CLAUDE.md Doesn't Work (Say Researchers). But Is That True?
Why academic research on context files tells a different story than daily practice with AI coding agents.

Last week I came across a paper from researchers at ETH Zürich that made me pause: "Evaluating AGENTS.md: Are Repository-Level Context Files Helpful for Coding Agents?" Their conclusion is surprising at first glance: context files like CLAUDE.md and AGENTS.md do not make coding agents better. In fact, auto-generated context files make them 3% worse on average, while increasing costs by over 20%.
As someone who works with Claude Code daily and invests significant time refining CLAUDE.md files, my first reaction was: that doesn't match my experience at all. But that reaction itself gave me pause. It's easy to blindly adopt advice from tool-makers telling you to use instruction files like CLAUDE.md. Especially when your own experience seems to confirm that advice. In a field moving as fast as ours, it's tempting to keep running and never stop to ask: does this actually work, or do I just believe it works?
This paper made me reflect. And that alone makes it valuable.
What the Researchers Found
The ETH Zürich team built a new benchmark called AGENTbench, with 138 tasks from 12 GitHub repositories. They tested coding agents in three scenarios: without a context file, with an LLM-generated context file following developer recommendations, and with a human-written context file. The results were sobering.
LLM-generated context files (think the /init command in Claude Code) produced a slight decrease in task resolution on average. Human-written context files yielded only a marginal improvement of about 4%. In both cases, costs rose significantly because the agent explored more, tested more, and reasoned more. The instructions were followed. But paradoxically, that often made tasks harder rather than easier.
The researchers conclude that context files are in many cases "redundant documentation." The information they contain can often be derived by the agent from the codebase itself. And when they include unnecessary requirements, the problem only gets worse.
Why My Experience Differs
Yet I don't recognise the conclusion that CLAUDE.md is pointless. I think the difference can be explained by three factors.
The benchmark measures something different from my daily work. The researchers use isolated GitHub issues as tasks: fix a bug, add a feature, validated by unit tests. That's a well-defined, bounded problem. In practice, I use Claude Code for something entirely different: building production software where architectural decisions, code style, project conventions, and consistency across files are crucial. My CLAUDE.md doesn't contain generic information about the codebase. It contains decisions. Which patterns we use. How error handling looks. Which libraries we do and don't use. An agent cannot derive that kind of context from code alone.
My CLAUDE.md is iteratively refined, not auto-generated. One of the strongest findings from the research is that LLM-generated context files actually lower performance. That doesn't surprise me. An /init command produces a generic summary of your codebase. That is fundamentally different from a carefully curated document that, after weeks of trial and error, contains exactly the instructions that make the difference. The researchers found that even stronger models don't generate better context files. That confirms my experience: the value isn't in describing what exists. It's in prescribing what should happen.
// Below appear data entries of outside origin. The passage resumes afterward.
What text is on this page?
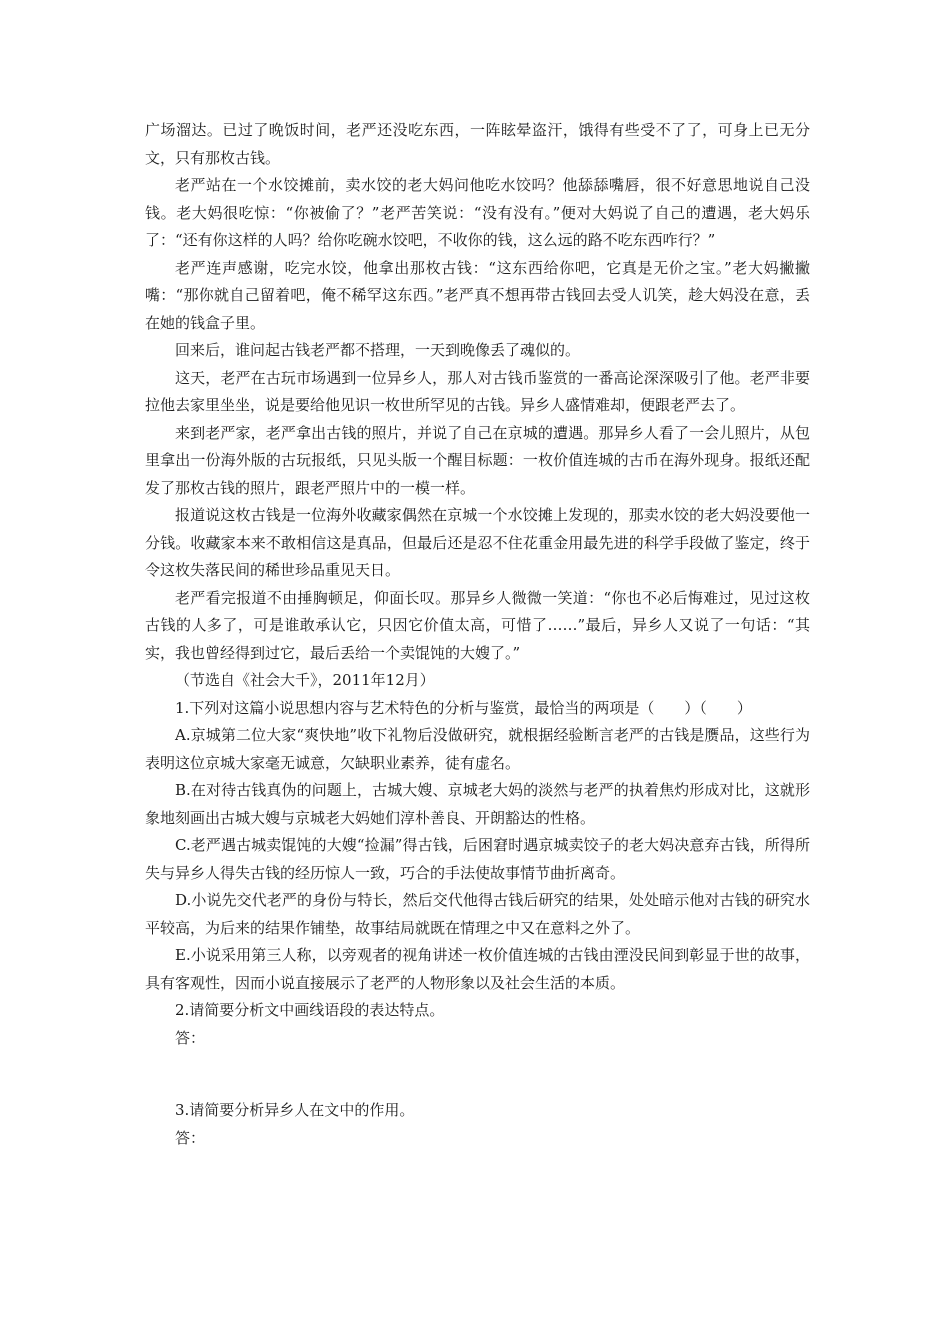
广场溜达。已过了晚饭时间，老严还没吃东西，一阵眩晕盗汗，饿得有些受不了了，可身上已无分文，只有那枚古钱。

老严站在一个水饺摊前，卖水饺的老大妈问他吃水饺吗？他舔舔嘴唇，很不好意思地说自己没钱。老大妈很吃惊：“你被偷了？”老严苦笑说：“没有没有。”便对大妈说了自己的遭遇，老大妈乐了：“还有你这样的人吗？给你吃碗水饺吧，不收你的钱，这么远的路不吃东西咋行？”

老严连声感谢，吃完水饺，他拿出那枚古钱：“这东西给你吧，它真是无价之宝。”老大妈撇撇嘴：“那你就自己留着吧，俺不稀罕这东西。”老严真不想再带古钱回去受人讥笑，趁大妈没在意，丢在她的钱盒子里。

回来后，谁问起古钱老严都不搭理，一天到晚像丢了魂似的。

这天，老严在古玩市场遇到一位异乡人，那人对古钱币鉴赏的一番高论深深吸引了他。老严非要拉他去家里坐坐，说是要给他见识一枚世所罕见的古钱。异乡人盛情难却，便跟老严去了。

来到老严家，老严拿出古钱的照片，并说了自己在京城的遭遇。那异乡人看了一会儿照片，从包里拿出一份海外版的古玩报纸，只见头版一个醒目标题：一枚价值连城的古币在海外现身。报纸还配发了那枚古钱的照片，跟老严照片中的一模一样。

报道说这枚古钱是一位海外收藏家偶然在京城一个水饺摊上发现的，那卖水饺的老大妈没要他一分钱。收藏家本来不敢相信这是真品，但最后还是忍不住花重金用最先进的科学手段做了鉴定，终于令这枚失落民间的稀世珍品重见天日。

老严看完报道不由捶胸顿足，仰面长叹。那异乡人微微一笑道：“你也不必后悔难过，见过这枚古钱的人多了，可是谁敢承认它，只因它价值太高，可惜了……”最后，异乡人又说了一句话：“其实，我也曾经得到过它，最后丢给一个卖馄饨的大嫂了。”

（节选自《社会大千》，2011年12月）

1.下列对这篇小说思想内容与艺术特色的分析与鉴赏，最恰当的两项是（　　）（　　）

A.京城第二位大家“爽快地”收下礼物后没做研究，就根据经验断言老严的古钱是赝品，这些行为表明这位京城大家毫无诚意，欠缺职业素养，徒有虚名。

B.在对待古钱真伪的问题上，古城大嫂、京城老大妈的淡然与老严的执着焦灼形成对比，这就形象地刻画出古城大嫂与京城老大妈她们淳朴善良、开朗豁达的性格。

C.老严遇古城卖馄饨的大嫂“捡漏”得古钱，后困窘时遇京城卖饺子的老大妈决意弃古钱，所得所失与异乡人得失古钱的经历惊人一致，巧合的手法使故事情节曲折离奇。

D.小说先交代老严的身份与特长，然后交代他得古钱后研究的结果，处处暗示他对古钱的研究水平较高，为后来的结果作铺垫，故事结局就既在情理之中又在意料之外了。

E.小说采用第三人称，以旁观者的视角讲述一枚价值连城的古钱由湮没民间到彰显于世的故事，具有客观性，因而小说直接展示了老严的人物形象以及社会生活的本质。

2.请简要分析文中画线语段的表达特点。

答：

3.请简要分析异乡人在文中的作用。

答：
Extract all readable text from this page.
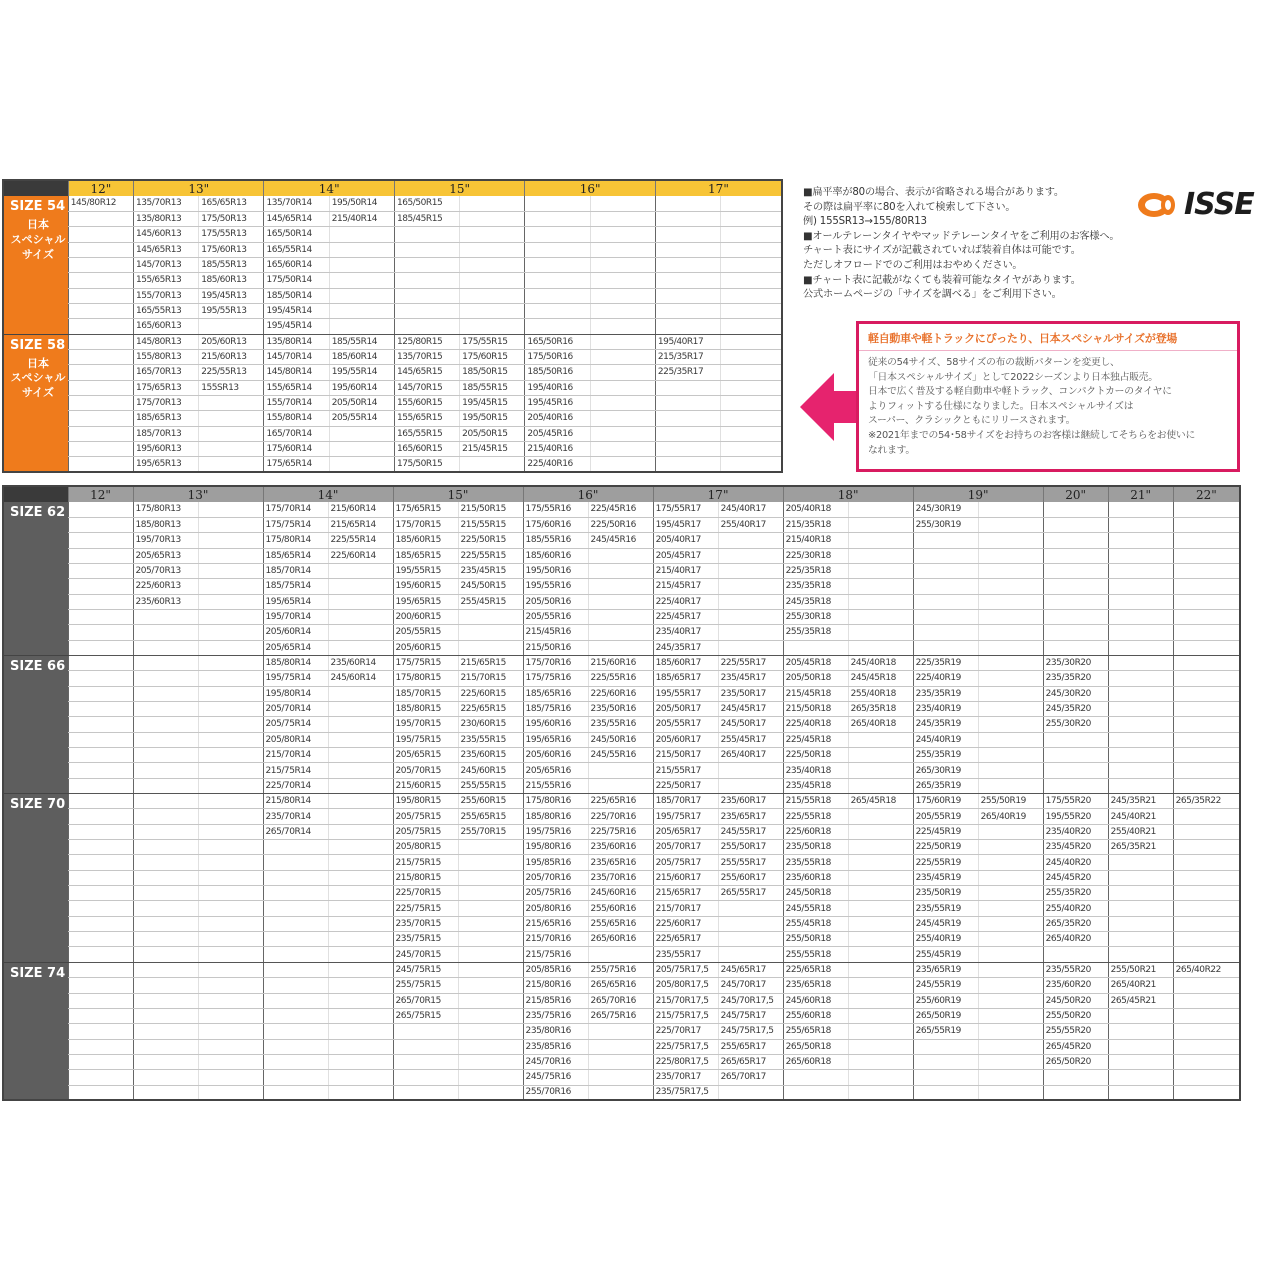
	12"	13"		14"		15"		16"		17"	
SIZE 54
日本
スペシャル
サイズ	145/80R12	135/70R13	165/65R13	135/70R14	195/50R14	165/50R15					
		135/80R13	175/50R13	145/65R14	215/40R14	185/45R15					
		145/60R13	175/55R13	165/50R14							
		145/65R13	175/60R13	165/55R14							
		145/70R13	185/55R13	165/60R14							
		155/65R13	185/60R13	175/50R14							
		155/70R13	195/45R13	185/50R14							
		165/55R13	195/55R13	195/45R14							
		165/60R13		195/45R14							
SIZE 58
日本
スペシャル
サイズ		145/80R13	205/60R13	135/80R14	185/55R14	125/80R15	175/55R15	165/50R16		195/40R17	
		155/80R13	215/60R13	145/70R14	185/60R14	135/70R15	175/60R15	175/50R16		215/35R17	
		165/70R13	225/55R13	145/80R14	195/55R14	145/65R15	185/50R15	185/50R16		225/35R17	
		175/65R13	155SR13	155/65R14	195/60R14	145/70R15	185/55R15	195/40R16			
		175/70R13		155/70R14	205/50R14	155/60R15	195/45R15	195/45R16			
		185/65R13		155/80R14	205/55R14	155/65R15	195/50R15	205/40R16			
		185/70R13		165/70R14		165/55R15	205/50R15	205/45R16			
		195/60R13		175/60R14		165/60R15	215/45R15	215/40R16			
		195/65R13		175/65R14		175/50R15		225/40R16			
	12"	13"		14"		15"		16"		17"		18"		19"		20"	21"	22"
SIZE 62		175/80R13		175/70R14	215/60R14	175/65R15	215/50R15	175/55R16	225/45R16	175/55R17	245/40R17	205/40R18		245/30R19				
		185/80R13		175/75R14	215/65R14	175/70R15	215/55R15	175/60R16	225/50R16	195/45R17	255/40R17	215/35R18		255/30R19				
		195/70R13		175/80R14	225/55R14	185/60R15	225/50R15	185/55R16	245/45R16	205/40R17		215/40R18						
		205/65R13		185/65R14	225/60R14	185/65R15	225/55R15	185/60R16		205/45R17		225/30R18						
		205/70R13		185/70R14		195/55R15	235/45R15	195/50R16		215/40R17		225/35R18						
		225/60R13		185/75R14		195/60R15	245/50R15	195/55R16		215/45R17		235/35R18						
		235/60R13		195/65R14		195/65R15	255/45R15	205/50R16		225/40R17		245/35R18						
				195/70R14		200/60R15		205/55R16		225/45R17		255/30R18						
				205/60R14		205/55R15		215/45R16		235/40R17		255/35R18						
				205/65R14		205/60R15		215/50R16		245/35R17								
SIZE 66				185/80R14	235/60R14	175/75R15	215/65R15	175/70R16	215/60R16	185/60R17	225/55R17	205/45R18	245/40R18	225/35R19		235/30R20		
				195/75R14	245/60R14	175/80R15	215/70R15	175/75R16	225/55R16	185/65R17	235/45R17	205/50R18	245/45R18	225/40R19		235/35R20		
				195/80R14		185/70R15	225/60R15	185/65R16	225/60R16	195/55R17	235/50R17	215/45R18	255/40R18	235/35R19		245/30R20		
				205/70R14		185/80R15	225/65R15	185/75R16	235/50R16	205/50R17	245/45R17	215/50R18	265/35R18	235/40R19		245/35R20		
				205/75R14		195/70R15	230/60R15	195/60R16	235/55R16	205/55R17	245/50R17	225/40R18	265/40R18	245/35R19		255/30R20		
				205/80R14		195/75R15	235/55R15	195/65R16	245/50R16	205/60R17	255/45R17	225/45R18		245/40R19				
				215/70R14		205/65R15	235/60R15	205/60R16	245/55R16	215/50R17	265/40R17	225/50R18		255/35R19				
				215/75R14		205/70R15	245/60R15	205/65R16		215/55R17		235/40R18		265/30R19				
				225/70R14		215/60R15	255/55R15	215/55R16		225/50R17		235/45R18		265/35R19				
SIZE 70				215/80R14		195/80R15	255/60R15	175/80R16	225/65R16	185/70R17	235/60R17	215/55R18	265/45R18	175/60R19	255/50R19	175/55R20	245/35R21	265/35R22
				235/70R14		205/75R15	255/65R15	185/80R16	225/70R16	195/75R17	235/65R17	225/55R18		205/55R19	265/40R19	195/55R20	245/40R21	
				265/70R14		205/75R15	255/70R15	195/75R16	225/75R16	205/65R17	245/55R17	225/60R18		225/45R19		235/40R20	255/40R21	
						205/80R15		195/80R16	235/60R16	205/70R17	255/50R17	235/50R18		225/50R19		235/45R20	265/35R21	
						215/75R15		195/85R16	235/65R16	205/75R17	255/55R17	235/55R18		225/55R19		245/40R20		
						215/80R15		205/70R16	235/70R16	215/60R17	255/60R17	235/60R18		235/45R19		245/45R20		
						225/70R15		205/75R16	245/60R16	215/65R17	265/55R17	245/50R18		235/50R19		255/35R20		
						225/75R15		205/80R16	255/60R16	215/70R17		245/55R18		235/55R19		255/40R20		
						235/70R15		215/65R16	255/65R16	225/60R17		255/45R18		245/45R19		265/35R20		
						235/75R15		215/70R16	265/60R16	225/65R17		255/50R18		255/40R19		265/40R20		
						245/70R15		215/75R16		235/55R17		255/55R18		255/45R19				
SIZE 74						245/75R15		205/85R16	255/75R16	205/75R17,5	245/65R17	225/65R18		235/65R19		235/55R20	255/50R21	265/40R22
						255/75R15		215/80R16	265/65R16	205/80R17,5	245/70R17	235/65R18		245/55R19		235/60R20	265/40R21	
						265/70R15		215/85R16	265/70R16	215/70R17,5	245/70R17,5	245/60R18		255/60R19		245/50R20	265/45R21	
						265/75R15		235/75R16	265/75R16	215/75R17,5	245/75R17	255/60R18		265/50R19		255/50R20		
								235/80R16		225/70R17	245/75R17,5	255/65R18		265/55R19		255/55R20		
								235/85R16		225/75R17,5	255/65R17	265/50R18				265/45R20		
								245/70R16		225/80R17,5	265/65R17	265/60R18				265/50R20		
								245/75R16		235/70R17	265/70R17							
								255/70R16		235/75R17,5								
■扁平率が80の場合、表示が省略される場合があります。
その際は扁平率に80を入れて検索して下さい。
例) 155SR13→155/80R13
■オールテレーンタイヤやマッドテレーンタイヤをご利用のお客様へ。
チャート表にサイズが記載されていれば装着自体は可能です。
ただしオフロードでのご利用はおやめください。
■チャート表に記載がなくても装着可能なタイヤがあります。
公式ホームページの「サイズを調べる」をご利用下さい。
ISSE
軽自動車や軽トラックにぴったり、日本スペシャルサイズが登場
従来の54サイズ、58サイズの布の裁断パターンを変更し、
「日本スペシャルサイズ」として2022シーズンより日本独占販売。
日本で広く普及する軽自動車や軽トラック、コンパクトカーのタイヤに
よりフィットする仕様になりました。日本スペシャルサイズは
スーパー、クラシックともにリリースされます。
※2021年までの54･58サイズをお持ちのお客様は継続してそちらをお使いに
なれます。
Models are getting better, and so is their interaction with context files. The research was conducted with a specific snapshot of models. But anyone working with Claude Code daily notices that both the models and the tooling improve rapidly. Instructions that were ignored six months ago are now followed precisely. The interplay between human and model evolves continuously. So does the effectiveness of a well-maintained CLAUDE.md file. The research offers a snapshot. Practice is an ongoing process.
Where the Research Is Right
At the same time, the paper contains valuable insights I take to heart.
The finding that context files lead to more exploration and higher costs rings true. If you include too many instructions, especially vague or contradictory ones, the agent spends more time without producing better results. The researchers' recommendation to keep context files minimal and include only essential requirements is solid advice. Less is more. Every line in your CLAUDE.md must earn its place.
The warning against auto-generated context files is also justified. /init is a fine starting point. But if you don't drastically edit and sharpen the result, it does you little good. Or worse: it works against you.
My Advice
If you work with Claude Code, here is my advice based on both the research and my own experience:
Don't use /init as a finished product. Feel free to generate a starting point. But treat it as a rough draft that needs fundamental rewriting.
Keep your CLAUDE.md short and prescriptive. Don't describe what the codebase is. The agent can figure that out itself. Describe what the agent should do: which patterns to follow, which tools to use, which mistakes to avoid.
Delegate tasks to scripts, not to the LLM. One of the most valuable insights from the research is that specific tooling instructions contribute the most. Think about which commands to run and which scripts are available. This aligns with a shift I'm going through myself: delegating more and more tasks explicitly to scripts and tools instead of to the LLM. Linting, formatting, running tests, database migrations. The LLM doesn't need to figure these out on its own. By clearly describing in your CLAUDE.md which tasks are handled by which scripts, you prevent the agent from improvising where a deterministic script is more reliable. Newer variants like SKILL.md files make this even more explicit by describing per capability what the agent does itself and what it delegates to external tools.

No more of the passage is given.